Daily Newsletter 4/21/25
Good morning.
The escalating trade war between the US and China is triggering serious concerns about the stability of the global economic system and shifting geopolitical dynamics. Both nations are actively seeking to rally allies, signaling that the conflict now extends far beyond trade disputes and into the broader arena of international power competition.
Rising volatility in Treasury markets and a weakening dollar risk driving up U.S. borrowing costs by eroding the nation’s long-standing financial dominance.
The simultaneous weakness in the dollar and rise in yields suggests investors are demanding higher compensation for holding U.S. assets due to increased perceived risk.
Finance ministers from around the world will gather in Washington, DC this week for the International Monetary Fund and World Bank spring meetings, as the Trump administration pursues a series of negotiations with its trading partners.
The IMF emphasizes that the world economy remains resilient but faces persistent headwinds, with growth expected to remain below pre-pandemic trends for the next five years.
While it may be premature to officially declare a global recession, we shifted to a recession-focused outlook several weeks ago—well before both Goldman Sachs and the broader market consensus adjusted their forecasts.
Amid the current environment of poor liquidity, it would not be unexpected for the Treasury and the Federal Reserve to intervene in support of Treasury bonds. Such action would likely spark a rally in the broader market.

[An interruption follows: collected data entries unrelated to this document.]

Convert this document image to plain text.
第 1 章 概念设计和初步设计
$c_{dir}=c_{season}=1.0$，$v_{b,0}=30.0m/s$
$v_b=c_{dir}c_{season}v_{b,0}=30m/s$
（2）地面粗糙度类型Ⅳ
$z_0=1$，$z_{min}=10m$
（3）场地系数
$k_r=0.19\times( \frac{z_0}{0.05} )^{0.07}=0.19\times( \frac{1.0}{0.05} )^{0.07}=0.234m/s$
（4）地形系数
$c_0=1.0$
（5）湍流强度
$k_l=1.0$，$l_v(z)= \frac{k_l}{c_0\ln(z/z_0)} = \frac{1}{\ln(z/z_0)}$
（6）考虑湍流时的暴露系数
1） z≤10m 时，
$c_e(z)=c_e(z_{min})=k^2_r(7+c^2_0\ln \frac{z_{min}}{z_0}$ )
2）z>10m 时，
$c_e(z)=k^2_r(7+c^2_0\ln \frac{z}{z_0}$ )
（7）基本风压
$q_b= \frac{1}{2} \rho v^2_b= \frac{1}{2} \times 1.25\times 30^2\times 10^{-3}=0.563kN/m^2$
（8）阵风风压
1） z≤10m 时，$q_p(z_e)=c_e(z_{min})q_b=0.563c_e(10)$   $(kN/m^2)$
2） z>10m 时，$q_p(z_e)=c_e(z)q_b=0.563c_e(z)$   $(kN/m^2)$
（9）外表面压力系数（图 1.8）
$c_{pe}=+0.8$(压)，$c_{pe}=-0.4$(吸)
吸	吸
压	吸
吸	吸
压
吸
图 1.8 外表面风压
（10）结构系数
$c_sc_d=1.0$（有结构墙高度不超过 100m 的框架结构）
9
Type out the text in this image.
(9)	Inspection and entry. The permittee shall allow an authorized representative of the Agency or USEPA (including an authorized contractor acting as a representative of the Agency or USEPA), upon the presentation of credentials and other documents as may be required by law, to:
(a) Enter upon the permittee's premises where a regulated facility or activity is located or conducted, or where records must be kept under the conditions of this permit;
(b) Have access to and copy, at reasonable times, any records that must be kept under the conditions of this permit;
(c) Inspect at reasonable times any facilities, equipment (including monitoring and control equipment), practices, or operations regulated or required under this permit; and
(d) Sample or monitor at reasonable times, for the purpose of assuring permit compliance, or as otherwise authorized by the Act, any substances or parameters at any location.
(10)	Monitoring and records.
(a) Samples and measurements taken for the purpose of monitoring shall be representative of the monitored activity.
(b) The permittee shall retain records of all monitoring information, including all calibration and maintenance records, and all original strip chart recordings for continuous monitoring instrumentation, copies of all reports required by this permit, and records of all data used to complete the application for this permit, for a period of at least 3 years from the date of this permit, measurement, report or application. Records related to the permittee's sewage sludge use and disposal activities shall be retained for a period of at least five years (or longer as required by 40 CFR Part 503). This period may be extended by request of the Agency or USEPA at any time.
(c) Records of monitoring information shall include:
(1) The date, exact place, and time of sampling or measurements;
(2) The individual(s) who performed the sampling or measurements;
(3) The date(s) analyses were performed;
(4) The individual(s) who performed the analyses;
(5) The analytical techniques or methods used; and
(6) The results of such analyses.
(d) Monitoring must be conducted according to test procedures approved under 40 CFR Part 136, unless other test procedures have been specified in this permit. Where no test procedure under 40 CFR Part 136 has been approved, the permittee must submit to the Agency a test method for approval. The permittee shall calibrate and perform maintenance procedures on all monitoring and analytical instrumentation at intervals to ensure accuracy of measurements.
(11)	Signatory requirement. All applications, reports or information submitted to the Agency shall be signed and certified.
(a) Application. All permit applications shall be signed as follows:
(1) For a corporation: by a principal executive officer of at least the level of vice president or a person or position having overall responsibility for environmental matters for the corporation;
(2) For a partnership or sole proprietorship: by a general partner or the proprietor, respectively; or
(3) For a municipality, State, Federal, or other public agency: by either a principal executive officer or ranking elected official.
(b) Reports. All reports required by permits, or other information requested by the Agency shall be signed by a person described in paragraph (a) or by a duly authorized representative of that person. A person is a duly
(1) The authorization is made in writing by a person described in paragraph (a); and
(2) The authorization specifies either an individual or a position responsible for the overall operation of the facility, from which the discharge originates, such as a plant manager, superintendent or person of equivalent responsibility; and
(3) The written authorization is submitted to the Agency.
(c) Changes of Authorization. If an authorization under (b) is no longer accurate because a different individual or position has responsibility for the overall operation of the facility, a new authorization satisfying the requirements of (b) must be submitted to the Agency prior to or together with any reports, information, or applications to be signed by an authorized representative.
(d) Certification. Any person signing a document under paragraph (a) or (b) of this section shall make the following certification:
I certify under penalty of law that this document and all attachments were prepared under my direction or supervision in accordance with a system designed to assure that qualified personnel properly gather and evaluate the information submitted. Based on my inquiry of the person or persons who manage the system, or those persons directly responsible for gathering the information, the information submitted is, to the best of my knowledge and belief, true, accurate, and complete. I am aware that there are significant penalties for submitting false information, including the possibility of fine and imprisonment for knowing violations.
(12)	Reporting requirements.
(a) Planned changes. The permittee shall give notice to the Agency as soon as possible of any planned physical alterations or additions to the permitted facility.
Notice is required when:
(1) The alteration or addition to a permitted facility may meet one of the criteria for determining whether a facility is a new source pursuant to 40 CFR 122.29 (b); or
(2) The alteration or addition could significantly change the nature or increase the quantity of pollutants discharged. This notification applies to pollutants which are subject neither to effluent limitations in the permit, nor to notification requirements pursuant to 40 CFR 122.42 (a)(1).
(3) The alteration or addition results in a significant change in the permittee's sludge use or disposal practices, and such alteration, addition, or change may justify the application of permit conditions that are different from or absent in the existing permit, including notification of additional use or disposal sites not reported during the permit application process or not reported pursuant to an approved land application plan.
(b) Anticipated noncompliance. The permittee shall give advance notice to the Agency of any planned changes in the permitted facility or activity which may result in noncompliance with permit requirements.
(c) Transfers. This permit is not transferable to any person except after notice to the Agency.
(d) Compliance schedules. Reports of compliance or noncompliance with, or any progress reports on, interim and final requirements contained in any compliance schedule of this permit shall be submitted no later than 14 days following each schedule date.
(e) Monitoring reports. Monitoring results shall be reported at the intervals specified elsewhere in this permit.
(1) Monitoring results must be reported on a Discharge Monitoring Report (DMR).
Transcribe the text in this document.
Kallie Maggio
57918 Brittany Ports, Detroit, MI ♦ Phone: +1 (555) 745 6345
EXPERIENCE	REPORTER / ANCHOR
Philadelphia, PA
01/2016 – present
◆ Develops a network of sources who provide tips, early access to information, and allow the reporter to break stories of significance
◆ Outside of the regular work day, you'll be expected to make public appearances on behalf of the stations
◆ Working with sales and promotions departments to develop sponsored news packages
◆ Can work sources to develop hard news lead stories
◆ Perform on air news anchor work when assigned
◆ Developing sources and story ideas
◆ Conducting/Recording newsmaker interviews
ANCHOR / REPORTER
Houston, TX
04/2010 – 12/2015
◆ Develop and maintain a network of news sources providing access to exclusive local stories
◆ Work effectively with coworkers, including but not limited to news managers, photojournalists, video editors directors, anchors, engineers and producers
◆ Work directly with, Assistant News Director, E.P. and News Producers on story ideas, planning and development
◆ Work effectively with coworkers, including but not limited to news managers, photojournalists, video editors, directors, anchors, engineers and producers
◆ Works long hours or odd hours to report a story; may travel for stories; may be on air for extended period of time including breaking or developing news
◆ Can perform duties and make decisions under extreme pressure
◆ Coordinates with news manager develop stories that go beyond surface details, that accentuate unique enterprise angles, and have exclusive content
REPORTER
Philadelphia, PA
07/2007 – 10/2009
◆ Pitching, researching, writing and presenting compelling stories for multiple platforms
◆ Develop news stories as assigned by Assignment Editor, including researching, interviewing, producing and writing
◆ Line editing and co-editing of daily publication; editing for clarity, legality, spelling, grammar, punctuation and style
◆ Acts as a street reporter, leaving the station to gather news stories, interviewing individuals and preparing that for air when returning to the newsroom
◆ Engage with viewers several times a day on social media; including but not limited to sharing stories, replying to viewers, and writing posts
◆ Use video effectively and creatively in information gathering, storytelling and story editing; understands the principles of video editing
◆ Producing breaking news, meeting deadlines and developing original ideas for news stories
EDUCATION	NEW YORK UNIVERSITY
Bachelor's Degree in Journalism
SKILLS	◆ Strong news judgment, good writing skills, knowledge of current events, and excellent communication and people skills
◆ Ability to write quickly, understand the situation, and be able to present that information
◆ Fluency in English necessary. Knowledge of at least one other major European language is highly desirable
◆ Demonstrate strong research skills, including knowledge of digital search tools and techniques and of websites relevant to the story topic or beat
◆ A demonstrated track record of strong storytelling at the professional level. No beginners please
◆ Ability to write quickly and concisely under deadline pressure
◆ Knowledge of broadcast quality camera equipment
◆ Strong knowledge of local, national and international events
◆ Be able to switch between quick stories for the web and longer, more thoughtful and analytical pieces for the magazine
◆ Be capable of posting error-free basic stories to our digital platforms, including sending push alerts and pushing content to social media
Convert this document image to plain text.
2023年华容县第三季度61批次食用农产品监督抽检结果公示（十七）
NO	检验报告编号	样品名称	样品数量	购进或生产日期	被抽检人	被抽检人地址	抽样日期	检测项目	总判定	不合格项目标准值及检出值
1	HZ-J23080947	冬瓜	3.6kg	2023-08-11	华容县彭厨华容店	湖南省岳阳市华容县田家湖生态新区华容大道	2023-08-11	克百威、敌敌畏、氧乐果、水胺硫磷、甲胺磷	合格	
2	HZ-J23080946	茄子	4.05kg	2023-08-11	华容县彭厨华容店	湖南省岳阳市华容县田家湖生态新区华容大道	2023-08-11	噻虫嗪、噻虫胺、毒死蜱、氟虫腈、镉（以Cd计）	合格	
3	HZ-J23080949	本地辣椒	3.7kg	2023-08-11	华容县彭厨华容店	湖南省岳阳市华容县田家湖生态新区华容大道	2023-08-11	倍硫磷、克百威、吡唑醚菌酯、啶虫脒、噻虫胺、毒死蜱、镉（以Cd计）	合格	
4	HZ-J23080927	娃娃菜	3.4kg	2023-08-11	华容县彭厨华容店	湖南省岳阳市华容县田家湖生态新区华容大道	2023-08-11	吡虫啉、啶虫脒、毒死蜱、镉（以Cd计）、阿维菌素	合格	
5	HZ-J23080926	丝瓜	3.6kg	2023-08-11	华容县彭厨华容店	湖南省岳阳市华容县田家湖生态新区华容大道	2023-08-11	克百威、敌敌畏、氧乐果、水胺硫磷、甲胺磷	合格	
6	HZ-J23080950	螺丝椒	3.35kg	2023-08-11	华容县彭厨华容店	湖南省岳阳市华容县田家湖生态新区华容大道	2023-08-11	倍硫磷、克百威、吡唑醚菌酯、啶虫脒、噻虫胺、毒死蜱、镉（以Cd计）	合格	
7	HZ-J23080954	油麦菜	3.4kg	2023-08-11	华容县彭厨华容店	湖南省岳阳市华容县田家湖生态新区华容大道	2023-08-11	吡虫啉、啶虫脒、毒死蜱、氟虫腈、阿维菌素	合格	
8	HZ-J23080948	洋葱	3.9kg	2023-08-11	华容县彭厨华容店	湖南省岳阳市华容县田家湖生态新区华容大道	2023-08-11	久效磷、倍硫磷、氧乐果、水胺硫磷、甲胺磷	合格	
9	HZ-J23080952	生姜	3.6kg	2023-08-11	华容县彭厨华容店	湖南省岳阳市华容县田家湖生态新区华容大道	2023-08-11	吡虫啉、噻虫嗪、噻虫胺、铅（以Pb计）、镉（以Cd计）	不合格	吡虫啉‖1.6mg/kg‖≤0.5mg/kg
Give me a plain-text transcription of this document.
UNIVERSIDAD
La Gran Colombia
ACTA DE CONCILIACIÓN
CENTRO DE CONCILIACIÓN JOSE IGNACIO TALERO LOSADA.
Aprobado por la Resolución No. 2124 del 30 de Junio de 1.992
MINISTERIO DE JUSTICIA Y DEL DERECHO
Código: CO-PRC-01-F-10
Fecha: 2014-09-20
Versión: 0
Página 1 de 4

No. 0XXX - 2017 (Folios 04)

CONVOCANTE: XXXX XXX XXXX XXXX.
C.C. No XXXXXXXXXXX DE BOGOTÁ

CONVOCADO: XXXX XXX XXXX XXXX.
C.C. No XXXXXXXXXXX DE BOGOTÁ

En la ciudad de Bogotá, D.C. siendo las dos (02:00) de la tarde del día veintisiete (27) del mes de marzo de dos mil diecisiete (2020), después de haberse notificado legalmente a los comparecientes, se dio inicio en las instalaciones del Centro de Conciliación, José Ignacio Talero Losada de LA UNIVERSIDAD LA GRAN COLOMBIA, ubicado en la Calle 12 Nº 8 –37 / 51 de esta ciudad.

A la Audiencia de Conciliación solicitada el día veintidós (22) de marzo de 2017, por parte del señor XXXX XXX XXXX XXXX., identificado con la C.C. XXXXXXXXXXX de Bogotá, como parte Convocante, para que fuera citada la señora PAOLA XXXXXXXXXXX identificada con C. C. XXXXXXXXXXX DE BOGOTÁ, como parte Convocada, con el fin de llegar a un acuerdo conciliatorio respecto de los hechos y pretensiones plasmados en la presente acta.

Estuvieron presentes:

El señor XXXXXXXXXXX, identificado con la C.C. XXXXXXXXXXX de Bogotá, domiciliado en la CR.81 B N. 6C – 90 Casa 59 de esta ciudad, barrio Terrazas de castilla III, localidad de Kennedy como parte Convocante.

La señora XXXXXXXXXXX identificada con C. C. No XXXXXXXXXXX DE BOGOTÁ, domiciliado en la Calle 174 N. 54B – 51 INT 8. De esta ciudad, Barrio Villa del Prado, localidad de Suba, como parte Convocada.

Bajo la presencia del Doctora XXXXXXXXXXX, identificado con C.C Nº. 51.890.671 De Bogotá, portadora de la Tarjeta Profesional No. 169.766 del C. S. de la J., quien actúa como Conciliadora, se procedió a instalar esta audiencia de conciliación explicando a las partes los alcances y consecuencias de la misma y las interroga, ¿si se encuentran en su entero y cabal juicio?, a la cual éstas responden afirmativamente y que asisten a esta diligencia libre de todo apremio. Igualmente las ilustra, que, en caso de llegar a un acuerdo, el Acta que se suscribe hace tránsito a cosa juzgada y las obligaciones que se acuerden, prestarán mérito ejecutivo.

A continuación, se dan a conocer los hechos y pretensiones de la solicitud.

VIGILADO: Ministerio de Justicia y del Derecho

Based on the current mix of technical indicators, market sentiment, and fundamental factors, we believe the stock market is poised for a short-term relief rally. However, there remains a significant risk of a much steeper decline if challenging macroeconomic conditions start to materialize.
We observe certain parallels between the current environment and past events like the Great Recession and the dot-com bubble burst, though we recognize that every recession has its own distinct characteristics.
We anticipate that the current market will follow a pattern similar to previous bear markets. A sharp initial decline, a pronounced bear market rally, and then a likely move to new lows.
OUR TRADES
Given the elevated uncertainty in global markets, we have maintained a significant portion of our portfolio in cash. Over the past week, we executed several successful tactical trades, particularly by opening and closing multiple positions in volatility-related ETFs.